As members of the Saint Anselm College community we are committed to this ongoing work of responding to the call for racial justice. This year on campus, we will plan a series of events to assist us to listen, to take notice, to make the invisible visible, and to act. We all start at different points on the journey. But inattention and inaction are not options. Anselmian teams are forming that will focus on racial justice in areas ranging from resources for learning, teaching, and parenting, curricular and co-curricular offerings or programming, and policy reviews. Anselmian actions from 2020 onward will be strengthened by ever-increasing awareness and empathy.
To ground our work and ensure systemic solutions, it is imperative that we, as learners, teachers, and global citizens, first turn our gaze inward and ask ourselves the questions that matter.

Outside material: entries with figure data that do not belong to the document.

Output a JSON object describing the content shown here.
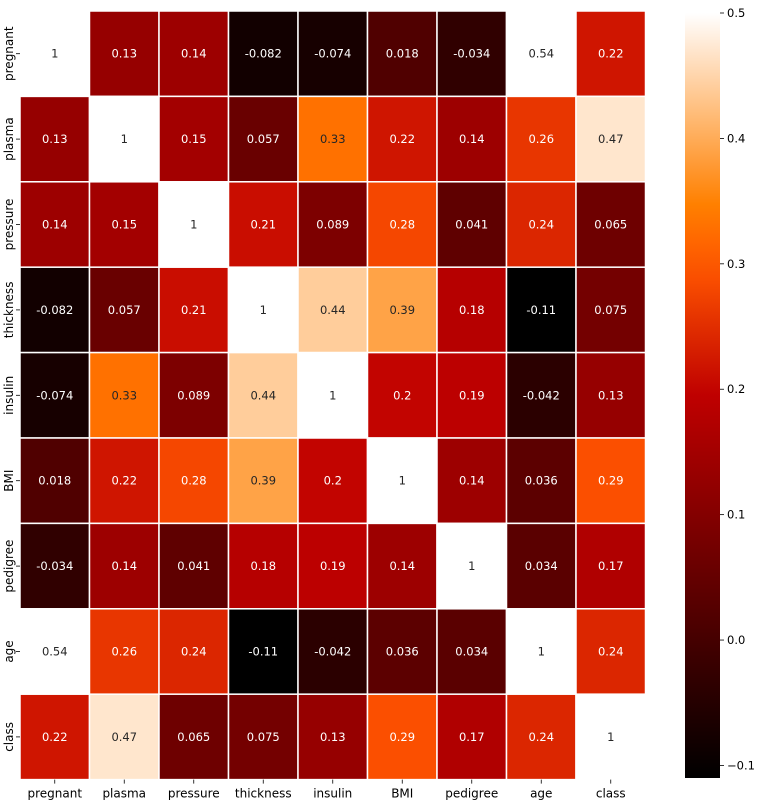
{
  "chart_data": {
    "type": "heatmap",
    "title": "",
    "xlabel": "",
    "ylabel": "",
    "x_categories": [
      "pregnant",
      "plasma",
      "pressure",
      "thickness",
      "insulin",
      "BMI",
      "pedigree",
      "age",
      "class"
    ],
    "y_categories": [
      "pregnant",
      "plasma",
      "pressure",
      "thickness",
      "insulin",
      "BMI",
      "pedigree",
      "age",
      "class"
    ],
    "values": [
      [
        1,
        0.13,
        0.14,
        -0.082,
        -0.074,
        0.018,
        -0.034,
        0.54,
        0.22
      ],
      [
        0.13,
        1,
        0.15,
        0.057,
        0.33,
        0.22,
        0.14,
        0.26,
        0.47
      ],
      [
        0.14,
        0.15,
        1,
        0.21,
        0.089,
        0.28,
        0.041,
        0.24,
        0.065
      ],
      [
        -0.082,
        0.057,
        0.21,
        1,
        0.44,
        0.39,
        0.18,
        -0.11,
        0.075
      ],
      [
        -0.074,
        0.33,
        0.089,
        0.44,
        1,
        0.2,
        0.19,
        -0.042,
        0.13
      ],
      [
        0.018,
        0.22,
        0.28,
        0.39,
        0.2,
        1,
        0.14,
        0.036,
        0.29
      ],
      [
        -0.034,
        0.14,
        0.041,
        0.18,
        0.19,
        0.14,
        1,
        0.034,
        0.17
      ],
      [
        0.54,
        0.26,
        0.24,
        -0.11,
        -0.042,
        0.036,
        0.034,
        1,
        0.24
      ],
      [
        0.22,
        0.47,
        0.065,
        0.075,
        0.13,
        0.29,
        0.17,
        0.24,
        1
      ]
    ],
    "annotations": [
      [
        "1",
        "0.13",
        "0.14",
        "-0.082",
        "-0.074",
        "0.018",
        "-0.034",
        "0.54",
        "0.22"
      ],
      [
        "0.13",
        "1",
        "0.15",
        "0.057",
        "0.33",
        "0.22",
        "0.14",
        "0.26",
        "0.47"
      ],
      [
        "0.14",
        "0.15",
        "1",
        "0.21",
        "0.089",
        "0.28",
        "0.041",
        "0.24",
        "0.065"
      ],
      [
        "-0.082",
        "0.057",
        "0.21",
        "1",
        "0.44",
        "0.39",
        "0.18",
        "-0.11",
        "0.075"
      ],
      [
        "-0.074",
        "0.33",
        "0.089",
        "0.44",
        "1",
        "0.2",
        "0.19",
        "-0.042",
        "0.13"
      ],
      [
        "0.018",
        "0.22",
        "0.28",
        "0.39",
        "0.2",
        "1",
        "0.14",
        "0.036",
        "0.29"
      ],
      [
        "-0.034",
        "0.14",
        "0.041",
        "0.18",
        "0.19",
        "0.14",
        "1",
        "0.034",
        "0.17"
      ],
      [
        "0.54",
        "0.26",
        "0.24",
        "-0.11",
        "-0.042",
        "0.036",
        "0.034",
        "1",
        "0.24"
      ],
      [
        "0.22",
        "0.47",
        "0.065",
        "0.075",
        "0.13",
        "0.29",
        "0.17",
        "0.24",
        "1"
      ]
    ],
    "colormap": "gist_heat",
    "vmin": -0.11,
    "vmax": 0.5,
    "colorbar_ticks": [
      -0.1,
      0.0,
      0.1,
      0.2,
      0.3,
      0.4,
      0.5
    ],
    "colorbar_tick_labels": [
      "−0.1",
      "0.0",
      "0.1",
      "0.2",
      "0.3",
      "0.4",
      "0.5"
    ],
    "grid": true,
    "grid_color": "#ffffff"
  }
}
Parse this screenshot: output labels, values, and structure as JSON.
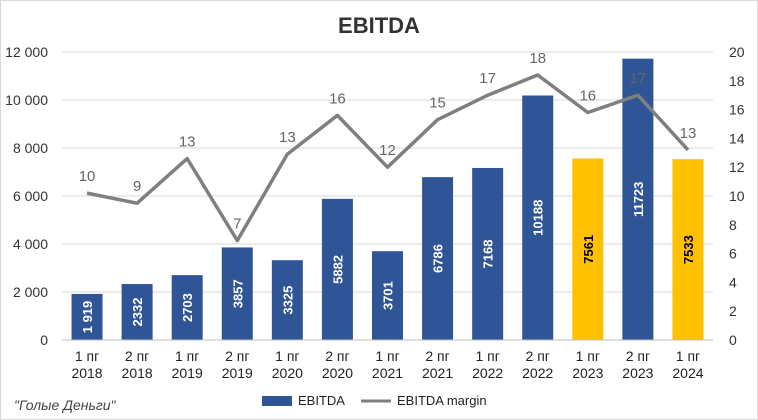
{
  "chart_data": {
    "type": "bar",
    "title": "EBITDA",
    "categories": [
      "1 пг 2018",
      "2 пг 2018",
      "1 пг 2019",
      "2 пг 2019",
      "1 пг 2020",
      "2 пг 2020",
      "1 пг 2021",
      "2 пг 2021",
      "1 пг 2022",
      "2 пг 2022",
      "1 пг 2023",
      "2 пг 2023",
      "1 пг 2024"
    ],
    "category_lines": [
      [
        "1 пг",
        "2018"
      ],
      [
        "2 пг",
        "2018"
      ],
      [
        "1 пг",
        "2019"
      ],
      [
        "2 пг",
        "2019"
      ],
      [
        "1 пг",
        "2020"
      ],
      [
        "2 пг",
        "2020"
      ],
      [
        "1 пг",
        "2021"
      ],
      [
        "2 пг",
        "2021"
      ],
      [
        "1 пг",
        "2022"
      ],
      [
        "2 пг",
        "2022"
      ],
      [
        "1 пг",
        "2023"
      ],
      [
        "2 пг",
        "2023"
      ],
      [
        "1 пг",
        "2024"
      ]
    ],
    "series": [
      {
        "name": "EBITDA",
        "type": "bar",
        "axis": "left",
        "values": [
          1919,
          2332,
          2703,
          3857,
          3325,
          5882,
          3701,
          6786,
          7168,
          10188,
          7561,
          11723,
          7533
        ],
        "labels": [
          "1 919",
          "2332",
          "2703",
          "3857",
          "3325",
          "5882",
          "3701",
          "6786",
          "7168",
          "10188",
          "7561",
          "11723",
          "7533"
        ],
        "highlighted": [
          false,
          false,
          false,
          false,
          false,
          false,
          false,
          false,
          false,
          false,
          true,
          false,
          true
        ],
        "color": "#2f5597",
        "highlight_color": "#ffc000"
      },
      {
        "name": "EBITDA margin",
        "type": "line",
        "axis": "right",
        "values": [
          10.2,
          9.5,
          12.6,
          6.9,
          12.9,
          15.6,
          12.0,
          15.3,
          17.0,
          18.4,
          15.8,
          17.0,
          13.2
        ],
        "labels": [
          "10",
          "9",
          "13",
          "7",
          "13",
          "16",
          "12",
          "15",
          "17",
          "18",
          "16",
          "17",
          "13"
        ],
        "color": "#7f7f7f"
      }
    ],
    "y_left": {
      "min": 0,
      "max": 12000,
      "ticks": [
        0,
        2000,
        4000,
        6000,
        8000,
        10000,
        12000
      ],
      "tick_labels": [
        "0",
        "2 000",
        "4 000",
        "6 000",
        "8 000",
        "10 000",
        "12 000"
      ]
    },
    "y_right": {
      "min": 0,
      "max": 20,
      "ticks": [
        0,
        2,
        4,
        6,
        8,
        10,
        12,
        14,
        16,
        18,
        20
      ],
      "tick_labels": [
        "0",
        "2",
        "4",
        "6",
        "8",
        "10",
        "12",
        "14",
        "16",
        "18",
        "20"
      ]
    },
    "grid": true,
    "legend_position": "bottom-center"
  },
  "watermark": "\"Голые Деньги\""
}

How can today’s liberal arts education prepare students to think critically about human bias, power, and structural inequality in society? How might we better prepare future educators, health care providers, public officers, religious leaders, and other citizens to meet societal needs? How can each of us recognize the opportunities we have to be anti-racist in our day to day lives? How can we as life-long learners make a commitment to scrutinize our institutional policies and practices in our own institution and across the institutions of society?
The disease of systematic racism that has a 400-year history in our country is not undone by 40 years of civil rights progress. Our role as an institution of education demands our unflinching self-interrogation. Together, we will be ready to face the societal challenges of our times informed by our Catholic and Benedictine mission and identity and our core value of inclusiveness.